Thank you. What I’m trying to achieve locally: a guy in the team is developing frontend. I want to clone his repo and get up and running with single command, ideally without polluting my machine, fiddling with versions of node, react, vue, postgres, all those crazy frontend tools like webpack and whatnot - basically I don’t care what stack he uses, I just want to be able to quickly jump in and fix small bugs.

That sounds like something that Docker could be useful for. You’d pull down images containing the correct versions of the database, node, etc. and mount in your checked out code. We do something similar, however we use docker-compose to manage this rather than Vagrant or Terraform.

that sounds good. docker has become de-facto standard. I always had some trouble configuring file system access and being able to just open editor and tweak the code, but I guess that has some simple solution. If I understand correctly, the ideal solution that is achievable is to have a repo that I can clone and just run docker-compose up , right?

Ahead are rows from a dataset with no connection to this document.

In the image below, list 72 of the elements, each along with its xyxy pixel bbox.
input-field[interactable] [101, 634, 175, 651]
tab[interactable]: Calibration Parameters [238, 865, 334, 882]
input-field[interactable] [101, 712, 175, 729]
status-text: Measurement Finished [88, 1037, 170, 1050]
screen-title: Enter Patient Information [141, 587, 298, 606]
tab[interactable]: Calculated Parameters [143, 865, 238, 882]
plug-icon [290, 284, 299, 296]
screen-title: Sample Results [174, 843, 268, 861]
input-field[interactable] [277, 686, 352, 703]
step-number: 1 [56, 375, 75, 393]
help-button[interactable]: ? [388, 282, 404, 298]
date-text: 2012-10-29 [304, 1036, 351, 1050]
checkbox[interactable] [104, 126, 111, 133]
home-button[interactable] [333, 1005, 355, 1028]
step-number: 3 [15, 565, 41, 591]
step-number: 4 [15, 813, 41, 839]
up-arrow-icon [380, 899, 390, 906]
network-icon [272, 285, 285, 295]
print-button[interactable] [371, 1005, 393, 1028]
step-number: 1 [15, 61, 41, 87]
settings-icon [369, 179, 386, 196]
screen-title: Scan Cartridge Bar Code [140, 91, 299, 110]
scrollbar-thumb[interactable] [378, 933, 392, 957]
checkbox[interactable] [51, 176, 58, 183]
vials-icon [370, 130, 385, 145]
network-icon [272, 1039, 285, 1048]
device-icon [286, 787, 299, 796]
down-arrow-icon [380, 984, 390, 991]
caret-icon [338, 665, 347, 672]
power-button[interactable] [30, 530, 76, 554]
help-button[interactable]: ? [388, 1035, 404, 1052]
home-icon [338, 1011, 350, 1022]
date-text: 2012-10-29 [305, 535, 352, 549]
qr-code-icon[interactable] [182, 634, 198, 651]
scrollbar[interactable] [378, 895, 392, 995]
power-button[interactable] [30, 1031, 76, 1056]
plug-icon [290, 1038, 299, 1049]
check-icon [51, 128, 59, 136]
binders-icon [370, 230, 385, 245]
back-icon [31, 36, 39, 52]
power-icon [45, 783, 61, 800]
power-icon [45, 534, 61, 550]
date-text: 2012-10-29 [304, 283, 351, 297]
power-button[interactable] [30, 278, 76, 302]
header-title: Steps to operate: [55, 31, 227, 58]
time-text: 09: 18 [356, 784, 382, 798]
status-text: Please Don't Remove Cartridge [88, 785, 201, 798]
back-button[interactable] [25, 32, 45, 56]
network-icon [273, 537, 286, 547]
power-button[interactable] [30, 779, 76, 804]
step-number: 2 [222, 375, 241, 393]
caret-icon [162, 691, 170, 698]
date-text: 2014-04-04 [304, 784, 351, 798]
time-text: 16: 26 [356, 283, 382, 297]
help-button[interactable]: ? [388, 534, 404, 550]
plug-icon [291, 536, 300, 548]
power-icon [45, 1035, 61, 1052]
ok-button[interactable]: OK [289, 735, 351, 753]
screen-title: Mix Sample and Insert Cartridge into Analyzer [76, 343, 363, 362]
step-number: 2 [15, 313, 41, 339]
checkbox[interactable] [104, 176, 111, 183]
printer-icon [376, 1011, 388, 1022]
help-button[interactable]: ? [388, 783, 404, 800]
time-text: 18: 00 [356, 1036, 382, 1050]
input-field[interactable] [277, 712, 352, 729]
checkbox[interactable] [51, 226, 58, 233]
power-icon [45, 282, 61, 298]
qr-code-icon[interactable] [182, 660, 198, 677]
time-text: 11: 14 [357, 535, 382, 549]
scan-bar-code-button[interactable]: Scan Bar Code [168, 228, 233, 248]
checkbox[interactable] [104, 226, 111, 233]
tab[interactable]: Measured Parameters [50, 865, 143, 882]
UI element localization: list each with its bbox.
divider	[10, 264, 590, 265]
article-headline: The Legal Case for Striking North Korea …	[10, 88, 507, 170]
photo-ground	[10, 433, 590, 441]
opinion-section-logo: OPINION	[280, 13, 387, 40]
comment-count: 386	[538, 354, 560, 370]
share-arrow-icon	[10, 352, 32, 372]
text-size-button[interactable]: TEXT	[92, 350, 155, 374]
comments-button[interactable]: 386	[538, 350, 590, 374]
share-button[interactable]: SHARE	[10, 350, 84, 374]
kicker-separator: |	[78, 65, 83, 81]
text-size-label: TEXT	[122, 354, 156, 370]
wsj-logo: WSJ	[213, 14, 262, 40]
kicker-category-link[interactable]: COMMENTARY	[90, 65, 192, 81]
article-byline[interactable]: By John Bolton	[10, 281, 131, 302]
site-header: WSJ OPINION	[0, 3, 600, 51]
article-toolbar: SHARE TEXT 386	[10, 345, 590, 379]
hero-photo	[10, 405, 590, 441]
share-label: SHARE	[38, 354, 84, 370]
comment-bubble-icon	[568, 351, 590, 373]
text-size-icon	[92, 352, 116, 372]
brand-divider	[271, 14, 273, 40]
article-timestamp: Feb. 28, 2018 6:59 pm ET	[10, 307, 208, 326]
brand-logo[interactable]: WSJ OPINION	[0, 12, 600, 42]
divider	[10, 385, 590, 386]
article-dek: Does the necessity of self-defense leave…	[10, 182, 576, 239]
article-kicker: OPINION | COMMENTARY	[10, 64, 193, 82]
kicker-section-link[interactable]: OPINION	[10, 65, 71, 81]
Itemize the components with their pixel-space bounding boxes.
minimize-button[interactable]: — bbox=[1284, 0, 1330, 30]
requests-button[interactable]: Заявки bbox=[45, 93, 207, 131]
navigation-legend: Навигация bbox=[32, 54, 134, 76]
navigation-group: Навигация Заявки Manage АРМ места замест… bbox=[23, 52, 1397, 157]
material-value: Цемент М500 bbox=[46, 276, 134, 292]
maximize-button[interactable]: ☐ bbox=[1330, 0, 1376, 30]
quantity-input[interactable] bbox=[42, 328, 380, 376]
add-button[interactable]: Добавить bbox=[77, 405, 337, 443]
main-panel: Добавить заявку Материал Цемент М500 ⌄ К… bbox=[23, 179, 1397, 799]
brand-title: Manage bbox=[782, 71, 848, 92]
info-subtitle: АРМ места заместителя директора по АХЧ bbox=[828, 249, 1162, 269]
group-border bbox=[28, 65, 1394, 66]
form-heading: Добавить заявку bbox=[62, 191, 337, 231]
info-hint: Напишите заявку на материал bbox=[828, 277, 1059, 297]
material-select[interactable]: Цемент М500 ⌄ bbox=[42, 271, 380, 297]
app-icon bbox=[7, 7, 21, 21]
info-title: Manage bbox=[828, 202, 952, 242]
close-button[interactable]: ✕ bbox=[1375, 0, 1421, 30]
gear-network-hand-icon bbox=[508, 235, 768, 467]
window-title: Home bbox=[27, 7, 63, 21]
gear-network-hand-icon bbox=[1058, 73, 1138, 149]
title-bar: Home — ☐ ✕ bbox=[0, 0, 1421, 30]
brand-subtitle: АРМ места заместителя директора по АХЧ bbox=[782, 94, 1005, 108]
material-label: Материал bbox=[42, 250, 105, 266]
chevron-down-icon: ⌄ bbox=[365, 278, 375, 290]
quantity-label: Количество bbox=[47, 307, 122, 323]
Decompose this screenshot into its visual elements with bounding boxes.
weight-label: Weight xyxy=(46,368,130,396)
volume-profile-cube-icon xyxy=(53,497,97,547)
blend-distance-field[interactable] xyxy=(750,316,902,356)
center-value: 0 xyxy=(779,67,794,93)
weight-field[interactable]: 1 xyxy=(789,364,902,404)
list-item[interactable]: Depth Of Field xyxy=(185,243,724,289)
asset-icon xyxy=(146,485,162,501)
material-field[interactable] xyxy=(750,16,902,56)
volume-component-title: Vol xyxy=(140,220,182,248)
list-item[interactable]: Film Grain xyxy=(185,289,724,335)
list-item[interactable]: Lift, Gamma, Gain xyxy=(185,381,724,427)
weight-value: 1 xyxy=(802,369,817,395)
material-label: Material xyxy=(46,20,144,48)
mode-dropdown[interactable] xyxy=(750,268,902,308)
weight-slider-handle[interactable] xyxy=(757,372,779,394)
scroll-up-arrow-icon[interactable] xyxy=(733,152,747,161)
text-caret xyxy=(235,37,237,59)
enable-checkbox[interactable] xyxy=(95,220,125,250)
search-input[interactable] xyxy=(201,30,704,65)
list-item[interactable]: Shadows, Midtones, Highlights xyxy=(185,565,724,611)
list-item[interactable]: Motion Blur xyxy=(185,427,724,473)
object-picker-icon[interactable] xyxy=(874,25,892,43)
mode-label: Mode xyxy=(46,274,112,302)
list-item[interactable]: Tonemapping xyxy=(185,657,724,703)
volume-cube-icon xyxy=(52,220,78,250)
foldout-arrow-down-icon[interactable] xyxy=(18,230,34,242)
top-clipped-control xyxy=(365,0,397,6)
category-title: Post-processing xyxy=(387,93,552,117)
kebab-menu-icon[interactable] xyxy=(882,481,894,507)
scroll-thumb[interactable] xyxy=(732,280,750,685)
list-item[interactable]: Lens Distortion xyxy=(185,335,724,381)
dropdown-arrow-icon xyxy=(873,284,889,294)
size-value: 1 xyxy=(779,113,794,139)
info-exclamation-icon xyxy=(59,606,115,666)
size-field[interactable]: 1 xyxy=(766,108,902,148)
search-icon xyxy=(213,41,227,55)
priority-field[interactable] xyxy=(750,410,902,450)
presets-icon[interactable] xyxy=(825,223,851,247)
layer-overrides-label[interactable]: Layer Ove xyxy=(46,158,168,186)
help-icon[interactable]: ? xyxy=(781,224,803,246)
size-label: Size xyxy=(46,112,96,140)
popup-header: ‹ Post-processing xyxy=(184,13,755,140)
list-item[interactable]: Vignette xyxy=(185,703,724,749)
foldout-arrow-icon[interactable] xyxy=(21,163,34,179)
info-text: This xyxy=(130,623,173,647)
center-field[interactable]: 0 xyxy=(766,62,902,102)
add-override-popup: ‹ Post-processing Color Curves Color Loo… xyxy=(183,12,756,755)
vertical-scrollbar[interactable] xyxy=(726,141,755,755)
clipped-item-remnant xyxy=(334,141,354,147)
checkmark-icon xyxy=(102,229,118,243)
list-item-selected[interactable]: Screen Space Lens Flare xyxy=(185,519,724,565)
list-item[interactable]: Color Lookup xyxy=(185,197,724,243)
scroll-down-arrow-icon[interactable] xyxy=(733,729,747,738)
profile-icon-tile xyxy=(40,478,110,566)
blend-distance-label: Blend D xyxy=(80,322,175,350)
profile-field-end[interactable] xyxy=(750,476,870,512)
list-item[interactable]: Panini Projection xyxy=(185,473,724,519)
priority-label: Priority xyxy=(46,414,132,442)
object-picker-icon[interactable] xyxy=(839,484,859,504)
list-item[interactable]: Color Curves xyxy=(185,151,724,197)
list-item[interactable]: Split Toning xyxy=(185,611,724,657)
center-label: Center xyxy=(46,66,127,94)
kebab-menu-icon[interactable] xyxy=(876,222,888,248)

That’s what we have yes. The code repo for the application also contains a docker-compose.yaml file detailing what is needed to run it locally. Then the developer can just run docker-compose up to start all the different bits, including mounting the code that they are working on. Depending on the language being used subsequent changes might be instantly applied, might need a container restart or might need a compilation step (which might be done via your IDE) and a container restart.